Dakota Fanning In New Style Modeling: As a sweet child star, Dakota Fanning cuddled farm animals in Charlotte’s Web, battled killer Tripods alongside Tom Cruise in War Of The Worlds and, at the age of 12, endured a brutal rape in Hounddog. Now, in her new movie The Runaways, she has ditched her signature innocence as she struts around the stage in a corset and suspenders, snorts cocaine, pops pills fed to her by Elvis Presley’s granddaughter in a nightclub toilet and shares a steamy girl-on-girl kiss with Twilight actress Kristen Stewart. And she is still only 16 years old.

I am getting older and I wanted to do something I hadn’t done before,’ she says, disingenuously. ‘There are girls in the real world who are the same age as me and have already lived a very full life. Some come through it without a scratch — others get into a mess. ‘I wanted to stand on the sidelines and see, from the perspective of my well-regulated life, what they go through, without getting hurt. ‘For me, it’s acting. It’s the movies. I was comfortable because I can handle all that. For a lot of other girls who haven’t been so lucky, it’s a different story — it’s real and too many can’t handle the way their life turns out.’ But Fanning’s role is based on a real-life character, Cherie Currie, lead singer of The Runaways, one of the seminal rock groups of the Seventies and the world’s first major all-girl rock band.
With their overt sexuality and in-your-face attitude, Currie and fellow teenage band members Joan Jett, Lita Ford, Sandy West and Jackie Fox set about thrilling and scandalising audiences in Britain and in their native America. Fanning’s own life could not have been more different to Currie’s. A star since the age of six, when her career was launched by a brief appearance in a Tide soap powder commercial, her protective middle-class family — tennis player mother, former baseball star father — have kept her on a tight rein, insisting that school comes first, laying down strict rules for her working hours and vetting her team of managers, chaperones and advisers. They were determined that Dakota would never be tempted to join the Brat Pack of spoiled girl stars — from Drew Barrymore to Britney Spears — whose early fame brought personal meltdown. Currie, though, had a chaotic childhood with an alcoholic father and a sick mother.
At 15, a precociously sexy and feisty blonde, albeit emotionally and physically scarred by her upbringing, she joined The Runaways and fell under the spell of a controlling record producer Kim Fowley, portrayed in the film by Michael Shannon.

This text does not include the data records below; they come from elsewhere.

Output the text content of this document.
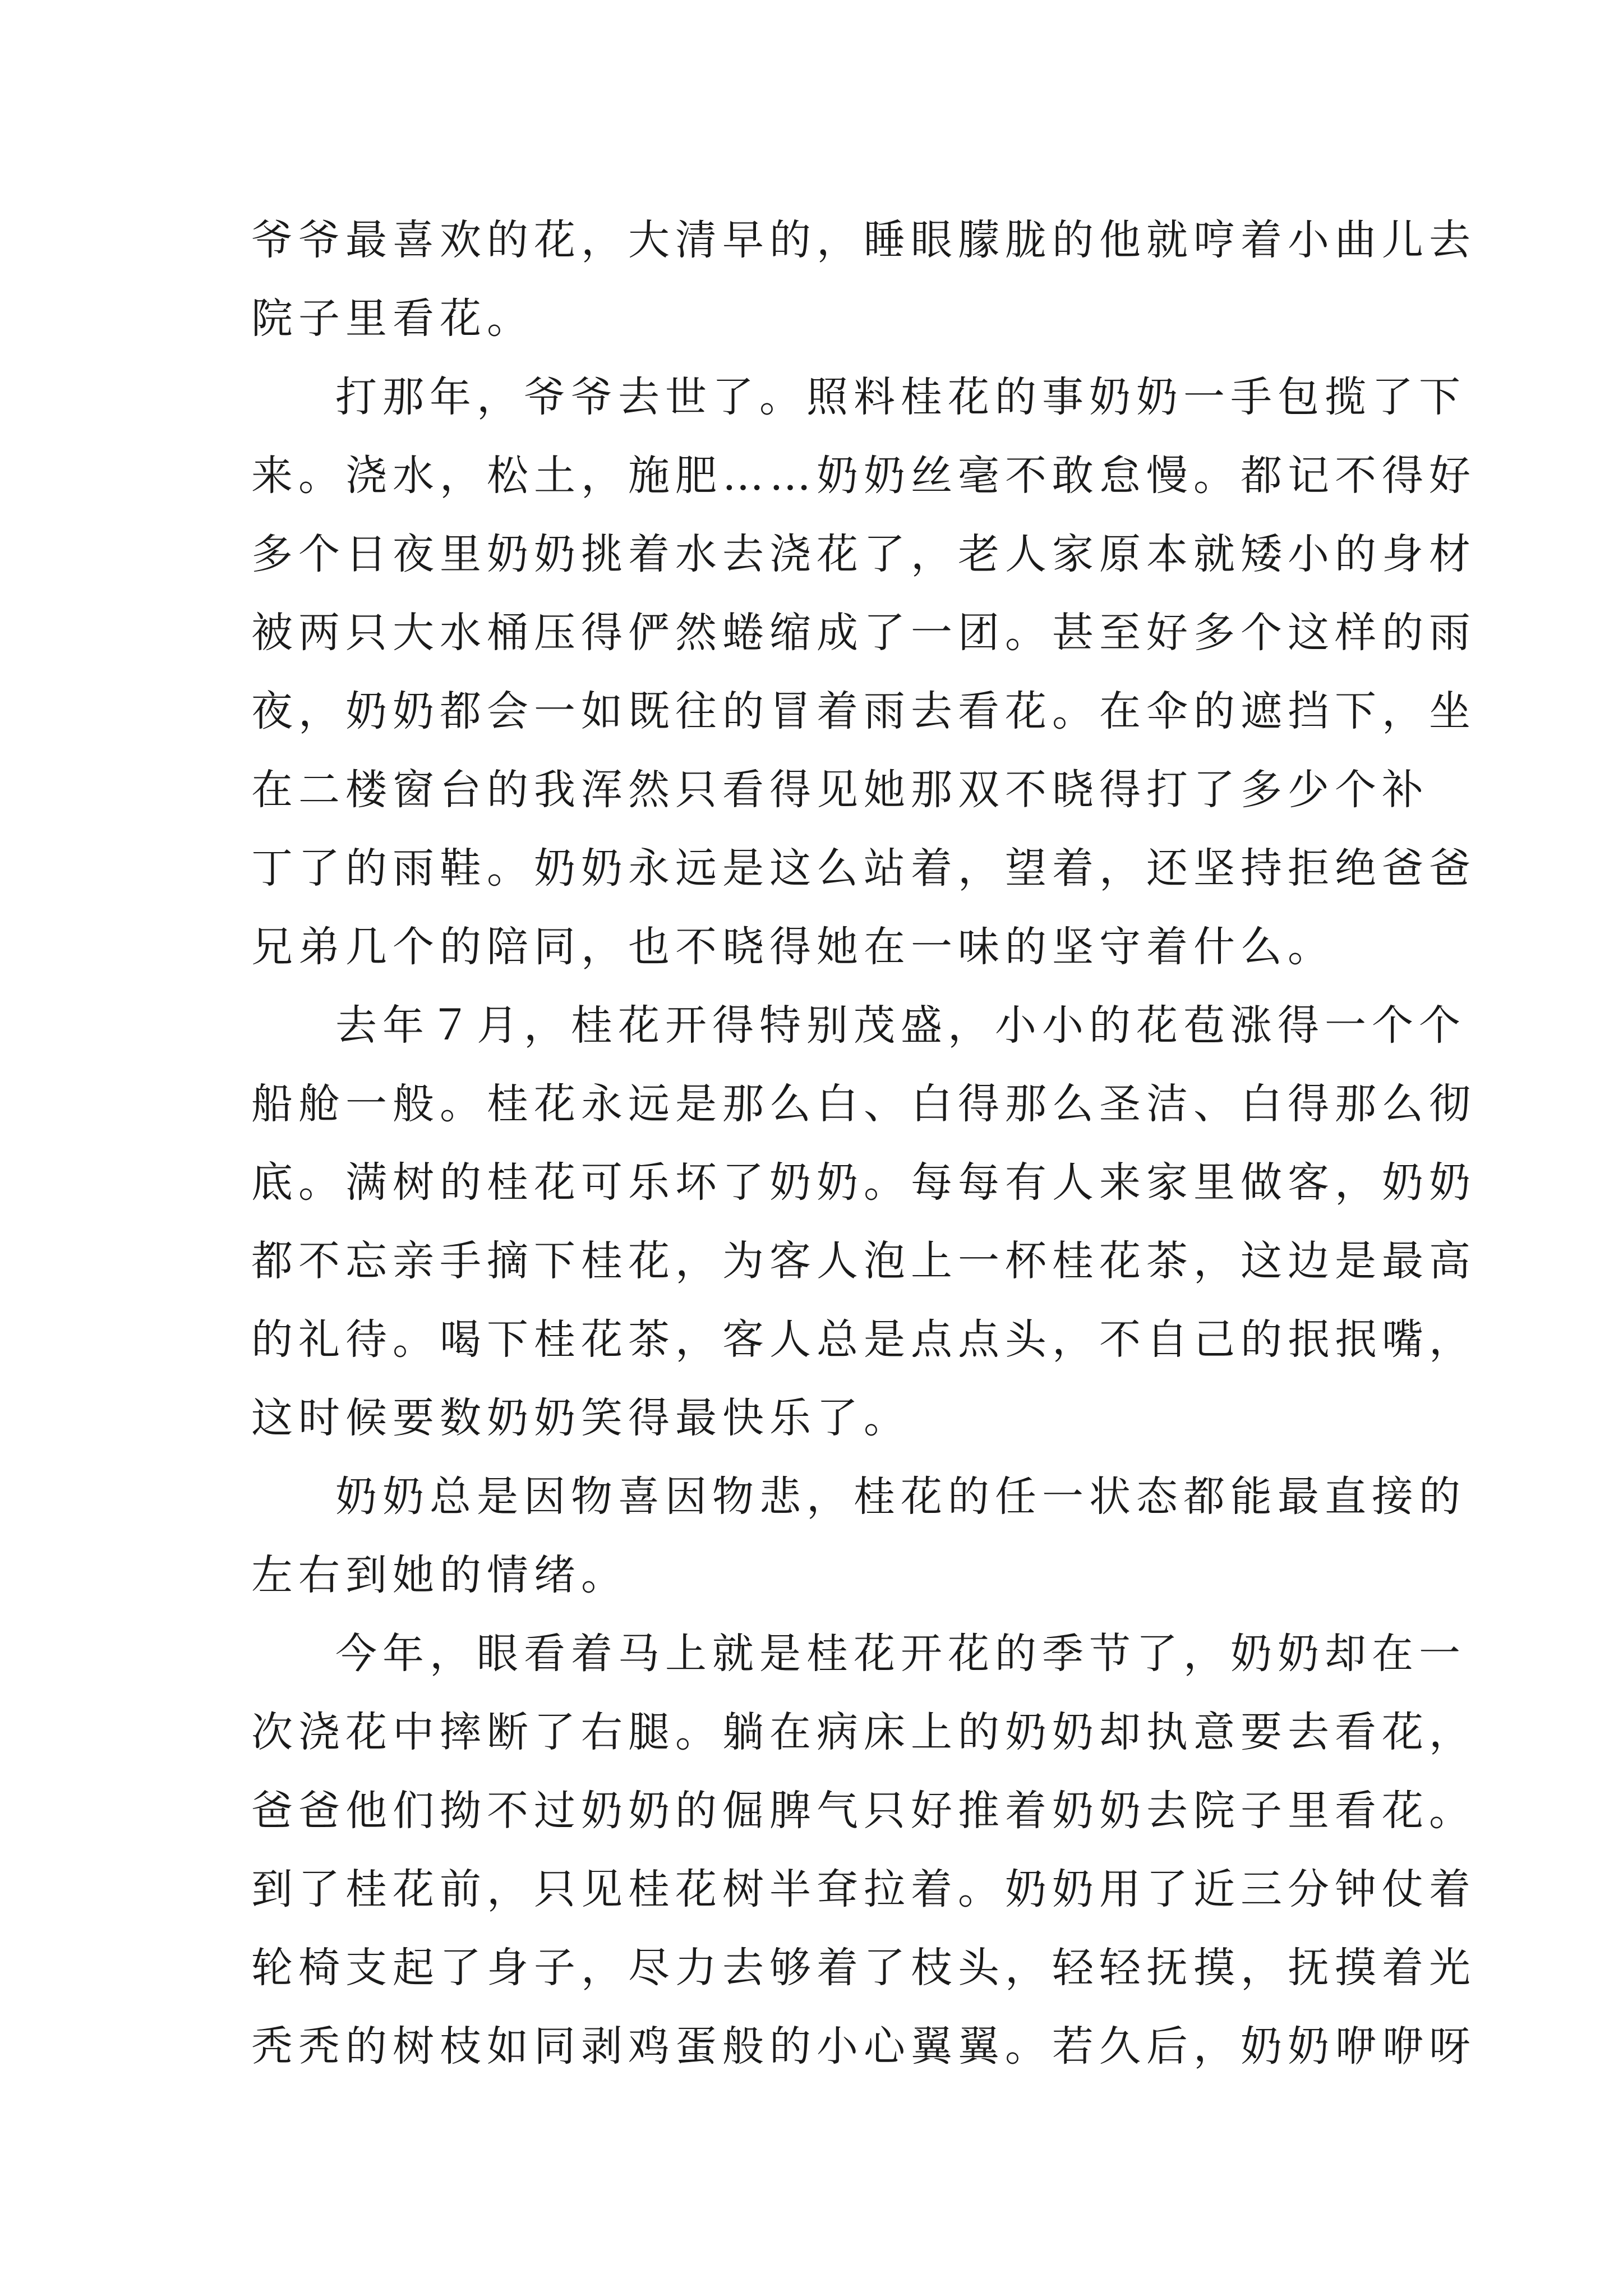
爷爷最喜欢的花，大清早的，睡眼朦胧的他就哼着小曲儿去
院子里看花。
打那年，爷爷去世了。照料桂花的事奶奶一手包揽了下
来。浇水，松土，施肥……奶奶丝毫不敢怠慢。都记不得好
多个日夜里奶奶挑着水去浇花了，老人家原本就矮小的身材
被两只大水桶压得俨然蜷缩成了一团。甚至好多个这样的雨
夜，奶奶都会一如既往的冒着雨去看花。在伞的遮挡下，坐
在二楼窗台的我浑然只看得见她那双不晓得打了多少个补
丁了的雨鞋。奶奶永远是这么站着，望着，还坚持拒绝爸爸
兄弟几个的陪同，也不晓得她在一味的坚守着什么。
去年７月，桂花开得特别茂盛，小小的花苞涨得一个个
船舱一般。桂花永远是那么白、白得那么圣洁、白得那么彻
底。满树的桂花可乐坏了奶奶。每每有人来家里做客，奶奶
都不忘亲手摘下桂花，为客人泡上一杯桂花茶，这边是最高
的礼待。喝下桂花茶，客人总是点点头，不自己的抿抿嘴，
这时候要数奶奶笑得最快乐了。
奶奶总是因物喜因物悲，桂花的任一状态都能最直接的
左右到她的情绪。
今年，眼看着马上就是桂花开花的季节了，奶奶却在一
次浇花中摔断了右腿。躺在病床上的奶奶却执意要去看花，
爸爸他们拗不过奶奶的倔脾气只好推着奶奶去院子里看花。
到了桂花前，只见桂花树半耷拉着。奶奶用了近三分钟仗着
轮椅支起了身子，尽力去够着了枝头，轻轻抚摸，抚摸着光
秃秃的树枝如同剥鸡蛋般的小心翼翼。若久后，奶奶咿咿呀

By the age of 18, she was addicted to drugs and had been used by a range of men. But the band’s success had been immediate, with hits such as Cherry Bomb, Queens Of Noise and Born To Be Bad. The Runaways’ popularity paved the way for girl bands such as The Bangles and The Go-Go’s (featuing Belinda Carlisle) and even solo artists, such as Pink and Courtney Love, cite their influence. But, with the band imploding after just four years, Cherie’s story is a good example of the peaks and perils of the rock ’n’ roll life. Fanning and Kristen Stewart — who both star in the Twilight films — reunited for The Runaways, with Stewart playing Joan Jett, the group’s rhythm guitarist and co-founder. Their lingering on-screen lesbian kiss shocked American audiences, but Fanning shrugs it off.